We hope the readers will find this book useful for getting started on their journey to FAIR.

FAIR is a tool in the process of the digital transformation. It requires a new mindset, new ways to look at the data and also new ways to deliver change in the data management practice.

Does the FAIR cookbook end here with the end of IMI FAIRplus project?

Of course not! We’ll outline now how future development will take place.

Sustainability through collaborations: the Hub and Spoke model

Many initiatives exist (the Pistoia Alliance, Elixir-EU, RDMkit sister project, Elixir-UK RMD bites) and productive connections with industry and academia have already been established.

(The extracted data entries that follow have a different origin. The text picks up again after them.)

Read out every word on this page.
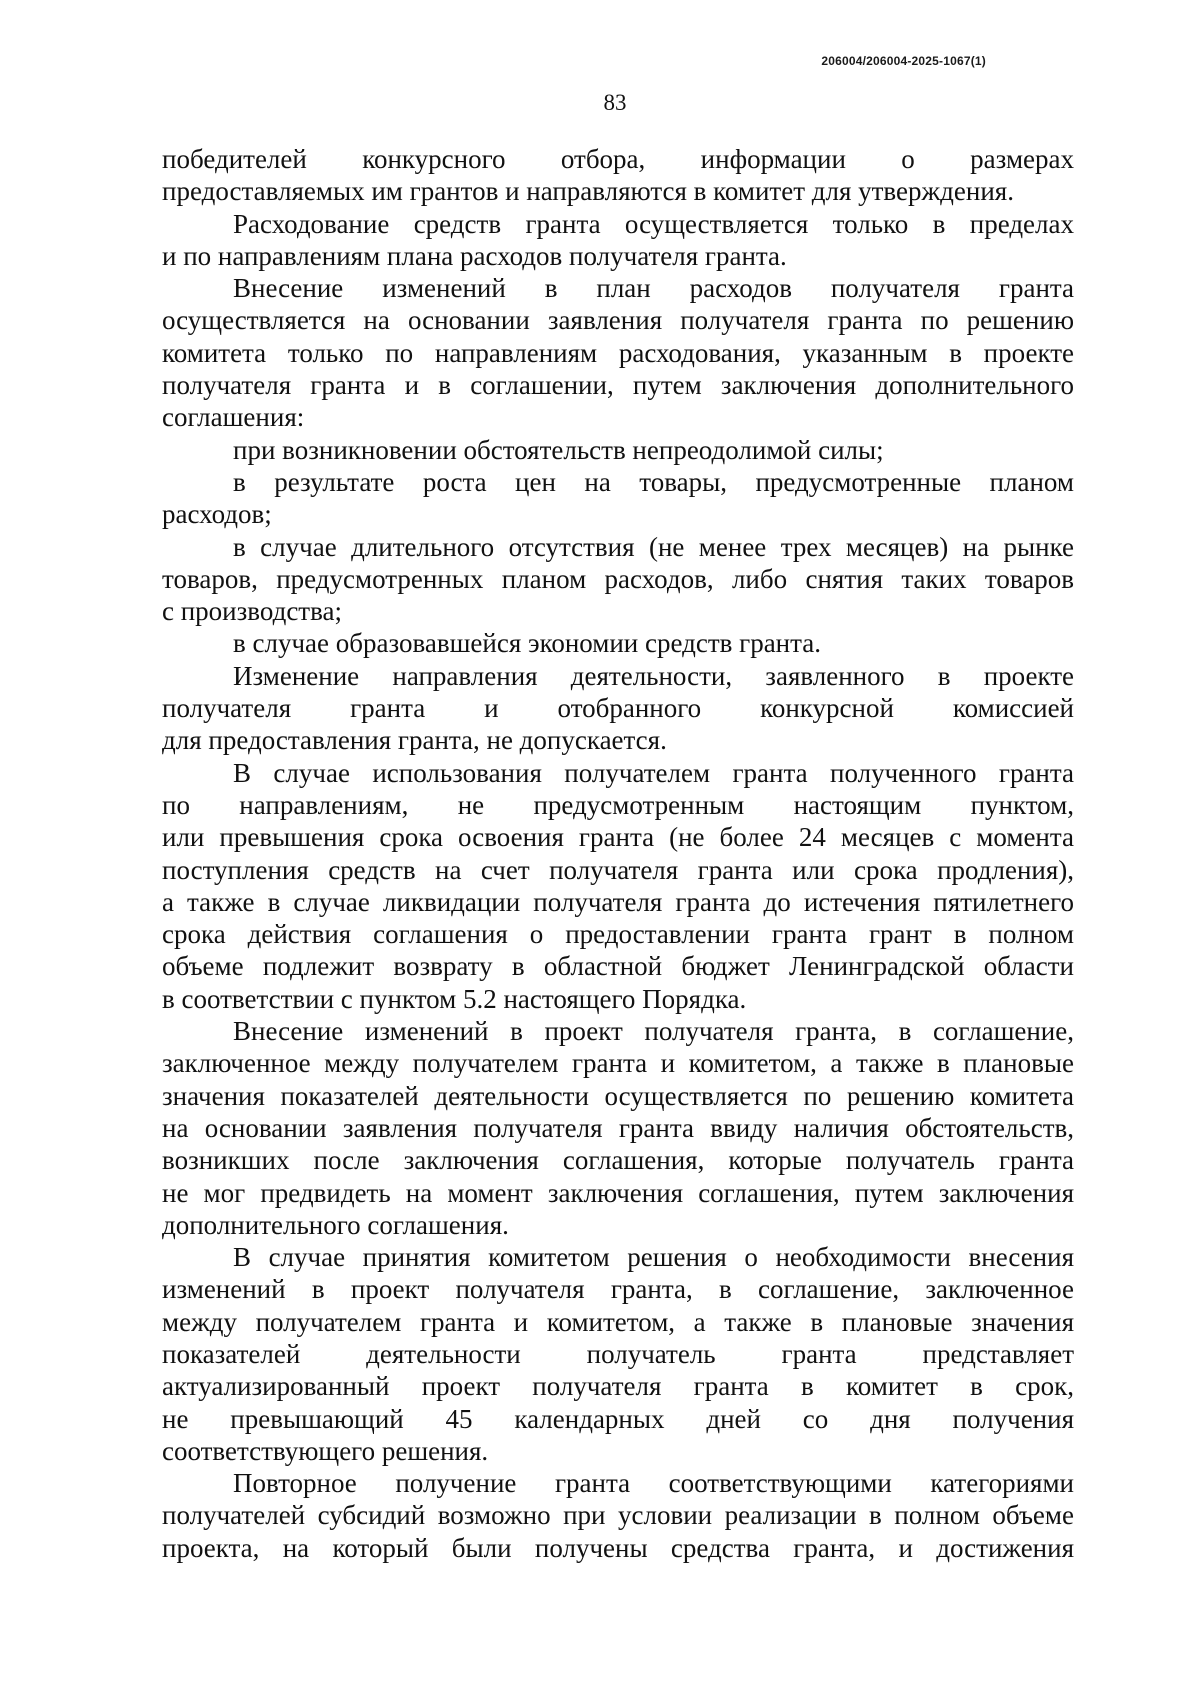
206004/206004-2025-1067(1)
83
победителей конкурсного отбора, информации о размерах
предоставляемых им грантов и направляются в комитет для утверждения.
Расходование средств гранта осуществляется только в пределах
и по направлениям плана расходов получателя гранта.
Внесение изменений в план расходов получателя гранта
осуществляется на основании заявления получателя гранта по решению
комитета только по направлениям расходования, указанным в проекте
получателя гранта и в соглашении, путем заключения дополнительного
соглашения:
при возникновении обстоятельств непреодолимой силы;
в результате роста цен на товары, предусмотренные планом
расходов;
в случае длительного отсутствия (не менее трех месяцев) на рынке
товаров, предусмотренных планом расходов, либо снятия таких товаров
с производства;
в случае образовавшейся экономии средств гранта.
Изменение направления деятельности, заявленного в проекте
получателя гранта и отобранного конкурсной комиссией
для предоставления гранта, не допускается.
В случае использования получателем гранта полученного гранта
по направлениям, не предусмотренным настоящим пунктом,
или превышения срока освоения гранта (не более 24 месяцев с момента
поступления средств на счет получателя гранта или срока продления),
а также в случае ликвидации получателя гранта до истечения пятилетнего
срока действия соглашения о предоставлении гранта грант в полном
объеме подлежит возврату в областной бюджет Ленинградской области
в соответствии с пунктом 5.2 настоящего Порядка.
Внесение изменений в проект получателя гранта, в соглашение,
заключенное между получателем гранта и комитетом, а также в плановые
значения показателей деятельности осуществляется по решению комитета
на основании заявления получателя гранта ввиду наличия обстоятельств,
возникших после заключения соглашения, которые получатель гранта
не мог предвидеть на момент заключения соглашения, путем заключения
дополнительного соглашения.
В случае принятия комитетом решения о необходимости внесения
изменений в проект получателя гранта, в соглашение, заключенное
между получателем гранта и комитетом, а также в плановые значения
показателей деятельности получатель гранта представляет
актуализированный проект получателя гранта в комитет в срок,
не превышающий 45 календарных дней со дня получения
соответствующего решения.
Повторное получение гранта соответствующими категориями
получателей субсидий возможно при условии реализации в полном объеме
проекта, на который были получены средства гранта, и достижения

There are still huge Data Management training needs and this means resources will be available to refine, augment, adapt the FAIR cookbook.

A great outcome of our efforts is that the FAIR cookbook is now an Elixir-Europe backed resource and several Elixir European Nodes are committed to sustain the resources and contribute to its content. Furthermore, collaborators beyond the European Union have already joined and have been onboarded, such as the US NIH Data Office for Science Strategies. Finally, our close ties with EFPIA / Industry partners can mature into further fruitful collaborations. All these efforts are anchored in the clear necessity of reducing friction to data integration and make organizations is critical to enable efficient and responsive decision-making.